5. Setting Up Network ACLs

Network ACLs (NACLs) function as an additional layer of security, providing a way to control traffic at the subnet level.

  1. In the VPC dashboard, select “Network ACLs.”
  2. Click on “Create network ACL.”
  3. Provide a name and choose your VPC.
  4. Click “Create.”
  5. Once created, select your new NACL and click on “Inbound Rules.” Add rules to allow or deny traffic based on specific criteria (similar to SGs). For example, to allow SSH access, 
    {
  "Rule Number": 100,
  "Type": "SSH",
  "Protocol": "TCP",
  "Port Range": "22",
  "Source": "0.0.0.0/0",
  "Allow/Deny": "ALLOW"
}
  6. Repeat the process for outbound traffic by going to the “Outbound Rules” tab.

6. Associating Security Groups and NACLs with Subnet

Associating your security group and network ACL with your recently created subnet is essential for securing your resources.

  1. Navigate back to the “Subnets” section in the VPC dashboard.
  2. Select your subnet and click on the “Actions” dropdown.
  3. Select “Modify auto-assign IP settings,” and enable public access if necessary.
  4. Choose the Security Group under the security group drop-down.
  5. Ensure your NACL is associated with the subnet; it should be visible in the subnet details.

7. Launching an Instance in the Subnet

Now that your subnet is set up with the necessary security configurations, it’s time to launch an EC2 instance.

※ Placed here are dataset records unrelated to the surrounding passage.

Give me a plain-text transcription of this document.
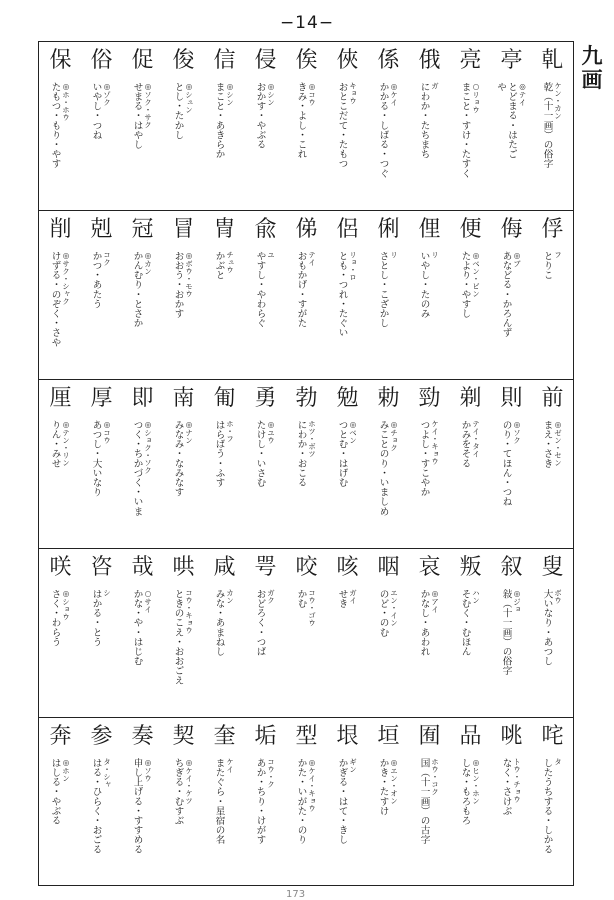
−14−
九
画
乹
乾（十一画）の俗字ケン・カン
亭
やとどまる・はたご◎テイ
亮
まこと・すけ・たすく○リョウ
俄
にわか・たちまちガ
係
かかる・しばる・つぐ◎ケイ
俠
おとこだて・たもつキョウ
俟
きみ・よし・これ◎コウ
侵
おかす・やぶる◎シン
信
まこと・あきらか◎シン
俊
とし・たかし◎シュン
促
せまる・はやし◎ソク・サク
俗
いやし・つね◎ゾク
保
たもつ・もり・やす◎ホ・ホウ
俘
とりこフ
侮
あなどる・かろんず◎ブ
便
たより・やすし◎ベン・ビン
俚
いやし・たのみリ
俐
さとし・こざかしリ
侶
とも・つれ・たぐいリョ・ロ
俤
おもかげ・すがたテイ
兪
やすし・やわらぐユ
冑
かぶとチュウ
冒
おおう・おかす◎ボウ・モウ
冠
かんむり・とさか◎カン
剋
かつ・あたうコク
削
けずる・のぞく・さや◎サク・シャク
前
まえ・さき◎ゼン・セン
則
のり・てほん・つね◎ソク
剃
かみをそるテイ・タイ
勁
つよし・すこやかケイ・キョウ
勅
みことのり・いましめ◎チョク
勉
つとむ・はげむ◎ベン
勃
にわか・おこるホツ・ボツ
勇
たけし・いさむ◎ユウ
匍
はらばう・ふすホ・フ
南
みなみ・なみなす◎ナン
即
つく・ちかづく・いま◎ショク・ソク
厚
あつし・大いなり◎コウ
厘
りん・みせ◎テン・リン
叟
大いなり・あつしボウ
叙
敍（十一画）の俗字◎ジョ
叛
そむく・むほんハン
哀
かなし・あわれ◎アイ
咽
のど・のむエン・イン
咳
せきガイ
咬
かむコウ・ゴウ
咢
おどろく・つばガク
咸
みな・あまねしカン
哄
ときのこえ・おおごえコウ・キョウ
哉
かな・や・はじむ○サイ
咨
はかる・とうシ
咲
さく・わらう◎ショウ
咤
したうちする・しかるタ
咷
なく・さけぶトウ・チョウ
品
しな・もろもろ◎ヒン・ホン
囿
国（十一画）の古字ホウ・コク
垣
かき・たすけ◎エン・オン
垠
かぎる・はて・きしギン
型
かた・いがた・のり◎ケイ・キョウ
垢
あか・ちり・けがすコウ・ク
奎
またぐら・星宿の名ケイ
契
ちぎる・むすぶ◎ケイ・ケツ
奏
申し上げる・すすめる◎ソウ
参
はる・ひらく・おごるタ・シャ
奔
はしる・やぶる◎ホン
173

  1. Go to the EC2 dashboard.
  2. Click “Launch Instance.”
  3. Follow the prompts to choose an AMI (Amazon Machine Image) and instance type.
  4. Under the “Configure Instance” section, select your VPC and subnet.
  5. Choose the security group you configured earlier.
  6. Review and launch your instance.

Conclusion

Congratulations! You’ve now successfully created a subnet in AWS, along with configuring essential security groups and NACLs. By implementing these features diligently, you enhance the security, performance, and reliability of your cloud infrastructure. As you continue building your AWS environment, keep exploring and leveraging additional networking tools available through AWS.